ERIC Number: ED356568
Record Type: RIE
Publication Date: 1992-Nov
An Overview of the Problem of Relevance in Education.
Education has been in a perpetual state of reform seeking "far reaching changes in weary practices, outmoded assumptions, and long-assumed constraints." This approach must be examined to keep the same old problems from resurfacing and making reform efforts ineffective. Common suggestions for educational reform involve stricter standards, procedures, or accountability measures. But it is questionable that these measures are effective. Even changes in teacher training, experiences, personality, or attitude have been found to have a negligible effect on student learning.

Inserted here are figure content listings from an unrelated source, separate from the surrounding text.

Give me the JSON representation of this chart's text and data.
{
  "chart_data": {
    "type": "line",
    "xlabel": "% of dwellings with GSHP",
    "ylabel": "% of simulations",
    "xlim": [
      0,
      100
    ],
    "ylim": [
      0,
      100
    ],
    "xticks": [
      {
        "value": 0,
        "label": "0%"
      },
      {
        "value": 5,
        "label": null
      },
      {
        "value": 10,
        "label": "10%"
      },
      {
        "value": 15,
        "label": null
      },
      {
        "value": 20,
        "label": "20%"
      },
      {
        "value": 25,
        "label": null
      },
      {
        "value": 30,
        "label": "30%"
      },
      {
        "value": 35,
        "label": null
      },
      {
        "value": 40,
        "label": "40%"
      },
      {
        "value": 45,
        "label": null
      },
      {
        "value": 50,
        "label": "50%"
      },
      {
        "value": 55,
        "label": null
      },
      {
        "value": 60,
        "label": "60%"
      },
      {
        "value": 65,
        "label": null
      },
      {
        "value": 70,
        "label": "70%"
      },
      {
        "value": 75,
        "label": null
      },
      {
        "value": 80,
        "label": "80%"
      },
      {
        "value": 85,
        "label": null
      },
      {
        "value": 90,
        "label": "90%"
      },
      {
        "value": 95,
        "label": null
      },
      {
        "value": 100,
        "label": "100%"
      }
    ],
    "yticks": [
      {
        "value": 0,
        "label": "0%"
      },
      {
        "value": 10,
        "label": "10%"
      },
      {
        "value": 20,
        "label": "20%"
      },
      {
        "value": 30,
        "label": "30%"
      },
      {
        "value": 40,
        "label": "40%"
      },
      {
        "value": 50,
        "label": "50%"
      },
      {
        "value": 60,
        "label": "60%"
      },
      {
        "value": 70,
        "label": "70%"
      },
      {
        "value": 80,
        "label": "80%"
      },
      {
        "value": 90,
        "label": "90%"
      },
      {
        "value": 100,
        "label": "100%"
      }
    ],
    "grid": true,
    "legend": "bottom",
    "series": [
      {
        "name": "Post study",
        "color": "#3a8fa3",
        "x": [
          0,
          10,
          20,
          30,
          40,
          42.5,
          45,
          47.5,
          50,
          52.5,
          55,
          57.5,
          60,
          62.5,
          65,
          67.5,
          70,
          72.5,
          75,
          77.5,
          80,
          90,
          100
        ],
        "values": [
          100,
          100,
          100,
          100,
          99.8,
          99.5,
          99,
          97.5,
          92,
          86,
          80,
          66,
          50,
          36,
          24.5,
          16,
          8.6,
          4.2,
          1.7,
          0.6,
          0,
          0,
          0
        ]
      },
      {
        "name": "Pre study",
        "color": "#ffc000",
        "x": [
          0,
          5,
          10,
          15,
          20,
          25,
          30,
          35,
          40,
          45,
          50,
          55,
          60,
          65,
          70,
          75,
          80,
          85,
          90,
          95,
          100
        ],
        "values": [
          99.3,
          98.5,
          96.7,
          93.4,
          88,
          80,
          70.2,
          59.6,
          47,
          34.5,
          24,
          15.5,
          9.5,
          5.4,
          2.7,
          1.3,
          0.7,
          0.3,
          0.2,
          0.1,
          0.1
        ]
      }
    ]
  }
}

Education reform must follow the example of medical science and recognize that at the core of knowledge is an understanding of how biological systems function. Recent research on how the brain functions suggests that such knowledge would be helpful in sorting out relevant and irrelevant educational reform efforts. Two promising knowledge theories are the theories of "autonomy of knowledge" and "simplification by isolation." Autonomy of knowledge holds that knowledge has a separate existence outside the physical nervous system. Simplification by isolation says that complex knowledge structures can be broken down into manageable smaller pieces. Biofunctional theory accepts the proposition that nervous systems demand that learning be done within the context of whole experiences. Acknowledging this fact is important to identifying relevant and irrelevant educational practices. (Contains 24 references.) (JPT)
Publication Type: Opinion Papers; Information Analyses; Speeches/Meeting Papers
Education Level: N/A
Authoring Institution: N/A
Note: Paper presented at the Annual Meeting of the Mid-South Educational Research Association (Knoxville, TN, November 1992).